It all started in the 50’s
In the late 60s certain theaters in New York started showing Todd Browning’s ‘Freaks’. This 1932 MGM picture made under the reign of Irving Thalberg and banned for its surprising use of real circus freaks was, in the 60s, being re-discovered by a different kind of freak, ‘The Hippie’. With the success of this run the ‘Midnight Movie’ was born.
The ‘Midnight Movie’ does have it roots in a more “innocent” time though, the 1950’s, in what was called The Spook Show. The 50s is the time when the teenager was born. The term teenager didn’t really become a word used to describe young adults until the late 40s and by the mid 50s it was the de facto term as the 50s saw the rise of the baby boomer. Unlike previous generations boomers had spending money and were becoming an economic force. Movie attendance was at a low because of television, so movie theaters and independent filmmakers were starting to cater to the boomers. Theaters started booking midnight spook-shows or spook-a-thons to draw a crowd. These shows had magic acts, Burlesque and sometimes Rock-n-Roll bands, and of course a couple of horror movies.

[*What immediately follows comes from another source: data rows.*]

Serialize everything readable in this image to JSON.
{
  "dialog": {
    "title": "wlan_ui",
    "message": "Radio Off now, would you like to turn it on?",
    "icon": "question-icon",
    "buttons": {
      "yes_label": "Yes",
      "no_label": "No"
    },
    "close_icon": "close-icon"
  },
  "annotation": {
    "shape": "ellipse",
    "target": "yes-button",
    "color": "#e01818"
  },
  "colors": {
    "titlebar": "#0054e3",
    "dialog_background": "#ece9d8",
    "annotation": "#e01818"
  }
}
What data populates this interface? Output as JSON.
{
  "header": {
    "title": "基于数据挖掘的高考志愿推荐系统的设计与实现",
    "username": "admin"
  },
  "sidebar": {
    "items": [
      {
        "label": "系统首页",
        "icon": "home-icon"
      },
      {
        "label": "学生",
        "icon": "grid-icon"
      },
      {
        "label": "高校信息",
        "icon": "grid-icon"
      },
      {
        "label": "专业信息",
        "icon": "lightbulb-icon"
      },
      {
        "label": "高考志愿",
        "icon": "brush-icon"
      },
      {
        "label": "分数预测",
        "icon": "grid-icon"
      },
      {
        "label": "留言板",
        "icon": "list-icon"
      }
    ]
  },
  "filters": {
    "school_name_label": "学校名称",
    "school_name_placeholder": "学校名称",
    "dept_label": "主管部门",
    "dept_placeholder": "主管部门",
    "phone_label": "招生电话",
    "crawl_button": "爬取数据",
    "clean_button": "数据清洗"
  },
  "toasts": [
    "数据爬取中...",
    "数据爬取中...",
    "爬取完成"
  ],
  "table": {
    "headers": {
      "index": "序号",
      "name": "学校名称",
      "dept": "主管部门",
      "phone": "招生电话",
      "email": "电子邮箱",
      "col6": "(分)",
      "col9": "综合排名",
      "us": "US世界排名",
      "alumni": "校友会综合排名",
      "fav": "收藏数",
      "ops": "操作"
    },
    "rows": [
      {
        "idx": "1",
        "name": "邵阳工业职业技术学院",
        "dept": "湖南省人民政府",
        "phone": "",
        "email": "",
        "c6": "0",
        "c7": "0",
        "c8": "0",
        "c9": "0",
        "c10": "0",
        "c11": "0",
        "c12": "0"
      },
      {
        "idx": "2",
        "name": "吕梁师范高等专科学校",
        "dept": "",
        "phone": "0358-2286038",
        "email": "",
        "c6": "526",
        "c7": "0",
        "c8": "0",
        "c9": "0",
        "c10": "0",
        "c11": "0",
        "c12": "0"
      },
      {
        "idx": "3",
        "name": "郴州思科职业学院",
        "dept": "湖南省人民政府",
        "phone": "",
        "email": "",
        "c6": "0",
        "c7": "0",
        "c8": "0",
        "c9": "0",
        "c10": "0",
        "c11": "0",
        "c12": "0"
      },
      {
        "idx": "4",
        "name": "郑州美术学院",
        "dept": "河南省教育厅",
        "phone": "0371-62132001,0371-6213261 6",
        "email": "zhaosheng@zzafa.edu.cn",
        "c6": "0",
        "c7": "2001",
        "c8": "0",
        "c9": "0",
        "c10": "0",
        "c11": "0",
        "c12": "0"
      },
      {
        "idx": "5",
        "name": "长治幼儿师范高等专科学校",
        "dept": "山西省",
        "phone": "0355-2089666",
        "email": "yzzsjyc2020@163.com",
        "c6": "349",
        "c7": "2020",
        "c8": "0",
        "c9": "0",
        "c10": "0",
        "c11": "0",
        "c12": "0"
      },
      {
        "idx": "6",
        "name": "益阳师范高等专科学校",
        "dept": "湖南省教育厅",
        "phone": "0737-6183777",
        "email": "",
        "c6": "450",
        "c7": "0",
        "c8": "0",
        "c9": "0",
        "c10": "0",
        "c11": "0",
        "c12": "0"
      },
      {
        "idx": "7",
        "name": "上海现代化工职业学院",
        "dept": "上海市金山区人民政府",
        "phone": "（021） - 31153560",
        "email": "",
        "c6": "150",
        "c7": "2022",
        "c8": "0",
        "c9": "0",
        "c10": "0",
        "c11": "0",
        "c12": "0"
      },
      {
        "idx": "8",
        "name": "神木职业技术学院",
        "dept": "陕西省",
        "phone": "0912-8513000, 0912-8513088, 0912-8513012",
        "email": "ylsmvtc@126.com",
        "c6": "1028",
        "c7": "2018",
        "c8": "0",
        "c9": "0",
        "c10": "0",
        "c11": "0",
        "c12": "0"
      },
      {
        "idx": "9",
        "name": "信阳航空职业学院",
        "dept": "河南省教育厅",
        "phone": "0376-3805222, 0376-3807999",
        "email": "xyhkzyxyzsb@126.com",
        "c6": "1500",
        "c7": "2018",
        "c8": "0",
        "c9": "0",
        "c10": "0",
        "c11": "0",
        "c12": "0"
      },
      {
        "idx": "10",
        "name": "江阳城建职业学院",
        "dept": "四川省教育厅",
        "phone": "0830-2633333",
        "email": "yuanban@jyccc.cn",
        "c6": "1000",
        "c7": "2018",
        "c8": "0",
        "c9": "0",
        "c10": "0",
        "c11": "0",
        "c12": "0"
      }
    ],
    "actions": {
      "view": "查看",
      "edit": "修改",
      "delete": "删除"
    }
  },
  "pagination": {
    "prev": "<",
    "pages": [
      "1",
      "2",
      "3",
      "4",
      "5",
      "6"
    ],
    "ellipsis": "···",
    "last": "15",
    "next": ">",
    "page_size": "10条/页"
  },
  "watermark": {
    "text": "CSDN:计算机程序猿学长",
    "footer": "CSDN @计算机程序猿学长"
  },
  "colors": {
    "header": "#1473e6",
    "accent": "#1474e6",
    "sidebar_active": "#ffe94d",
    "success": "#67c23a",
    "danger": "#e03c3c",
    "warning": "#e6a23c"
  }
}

If you’ve ever seen the Steve McQueen film The Blob, well that’s what the Blob was attacking, a midnight spook show. The Blob is a great way to see how people really dressed and lived back then, as it was a regional film and not a studio one, with extras and locations that are all real.
You can still find flyers and ephemera on eBay for these shows, I have a few. They look great framed and matted.
What happened in the 60s with ‘Freaks’ was that the fifties teens were now turning on, tuning in, and dropping out. These midnight screenings started on college campuses and migrated to the cinema.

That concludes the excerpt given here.